• monophenol oxidase;
  • diphenol oxidase;
  • dopa;
  • dopamine;
  • insect immunity


Larval hemolymph tyrosinase activity in Drosophila melanogaster was detected with high performance liquid chromatography with electrochemical detection. The enzyme hydroxylated L-tyrosine, and oxidized the diphenol substrates L-dopa and dopamine. In larvae of a selected immune-reactive strain the rates of tyrosine hydroxylation, dopa oxidation, and dopamine oxidation were markedly increased during the early stages of melanotic encapsulation of the eggs of the parasitic wasp Leptopilina boulardi. Tyrosinase activity was not modified in parasitized larvae of a selected susceptible strain of D. melanogaster, in which hosts the parasitoids developed unmolested. During the same period of parasitization, the amount of free tyrosine in immune reactive larvae was approximately three times higher than in susceptible hosts.

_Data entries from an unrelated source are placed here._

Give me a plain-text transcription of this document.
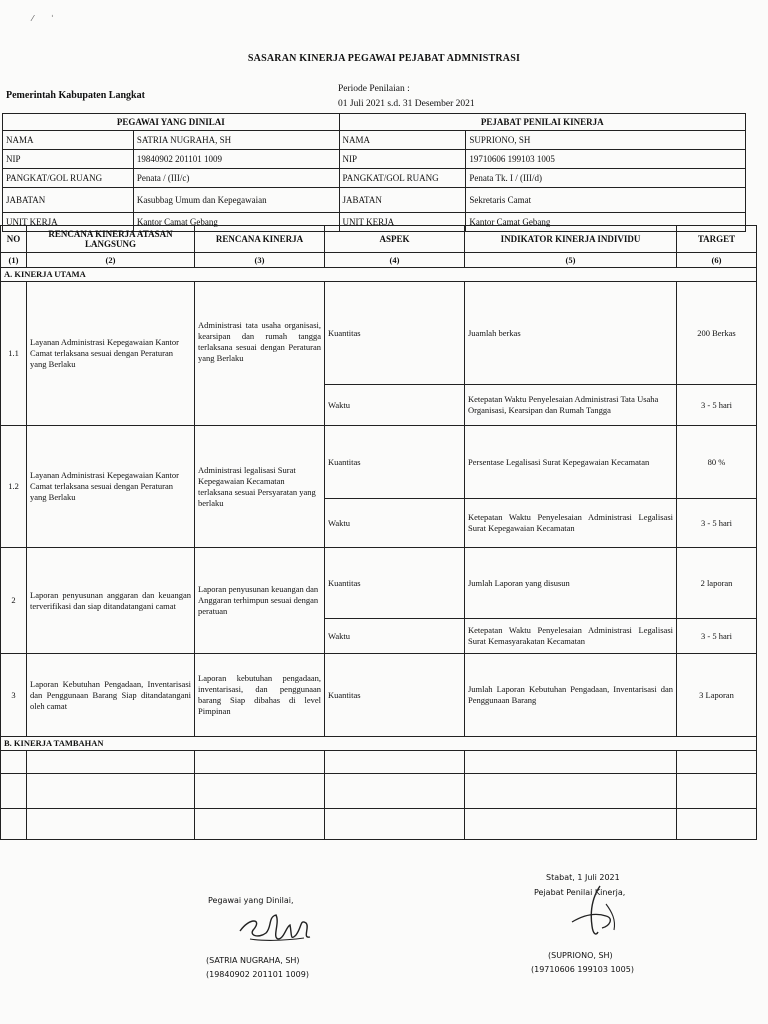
⁄       ˈ
SASARAN KINERJA PEGAWAI PEJABAT ADMNISTRASI
Pemerintah Kabupaten Langkat
Periode Penilaian :
01 Juli 2021 s.d. 31 Desember 2021
PEGAWAI YANG DINILAI		PEJABAT PENILAI KINERJA	
NAMA	SATRIA NUGRAHA, SH	NAMA	SUPRIONO, SH
NIP	19840902 201101 1009	NIP	19710606 199103 1005
PANGKAT/GOL RUANG	Penata / (III/c)	PANGKAT/GOL RUANG	Penata Tk. I / (III/d)
JABATAN	Kasubbag Umum dan Kepegawaian	JABATAN	Sekretaris Camat
UNIT KERJA	Kantor Camat Gebang	UNIT KERJA	Kantor Camat Gebang
NO	RENCANA KINERJA ATASAN LANGSUNG	RENCANA KINERJA	ASPEK	INDIKATOR KINERJA INDIVIDU	TARGET
(1)	(2)	(3)	(4)	(5)	(6)
A. KINERJA UTAMA					
1.1	Layanan Administrasi Kepegawaian Kantor Camat terlaksana sesuai dengan Peraturan yang Berlaku	Administrasi tata usaha organisasi, kearsipan dan rumah tangga terlaksana sesuai dengan Peraturan yang Berlaku	Kuantitas	Juamlah berkas	200 Berkas
			Waktu	Ketepatan Waktu Penyelesaian Administrasi Tata Usaha Organisasi, Kearsipan dan Rumah Tangga	3 - 5 hari
1.2	Layanan Administrasi Kepegawaian Kantor Camat terlaksana sesuai dengan Peraturan yang Berlaku	Administrasi legalisasi Surat Kepegawaian Kecamatan terlaksana sesuai Persyaratan yang berlaku	Kuantitas	Persentase Legalisasi Surat Kepegawaian Kecamatan	80 %
			Waktu	Ketepatan Waktu Penyelesaian Administrasi Legalisasi Surat Kepegawaian Kecamatan	3 - 5 hari
2	Laporan penyusunan anggaran dan keuangan terverifikasi dan siap ditandatangani camat	Laporan penyusunan keuangan dan Anggaran terhimpun sesuai dengan peratuan	Kuantitas	Jumlah Laporan yang disusun	2 laporan
			Waktu	Ketepatan Waktu Penyelesaian Administrasi Legalisasi Surat Kemasyarakatan Kecamatan	3 - 5 hari
3	Laporan Kebutuhan Pengadaan, Inventarisasi dan Penggunaan Barang Siap ditandatangani oleh camat	Laporan kebutuhan pengadaan, inventarisasi, dan penggunaan barang Siap dibahas di level Pimpinan	Kuantitas	Jumlah Laporan Kebutuhan Pengadaan, Inventarisasi dan Penggunaan Barang	3 Laporan
B. KINERJA TAMBAHAN					

Pegawai yang Dinilai,
(SATRIA NUGRAHA, SH)
(19840902 201101 1009)
Stabat, 1 Juli 2021
Pejabat Penilai Kinerja,
(SUPRIONO, SH)
(19710606 199103 1005)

These data indicate that the tyrosinase system of the immune reactive strain is activated during parasitization, and this results in the synthesis of some precursors which ultimately produce a melanotic and sclerotic capsule around the eggs of the parasite. Based on known genetic information of the enzyme system in Drosophila, it appears that at least two genes may be involved in the activation process, one associated with the proenzyme for monophenol oxidase activity, and the second with the proenzyme for diphenol oxidase activity.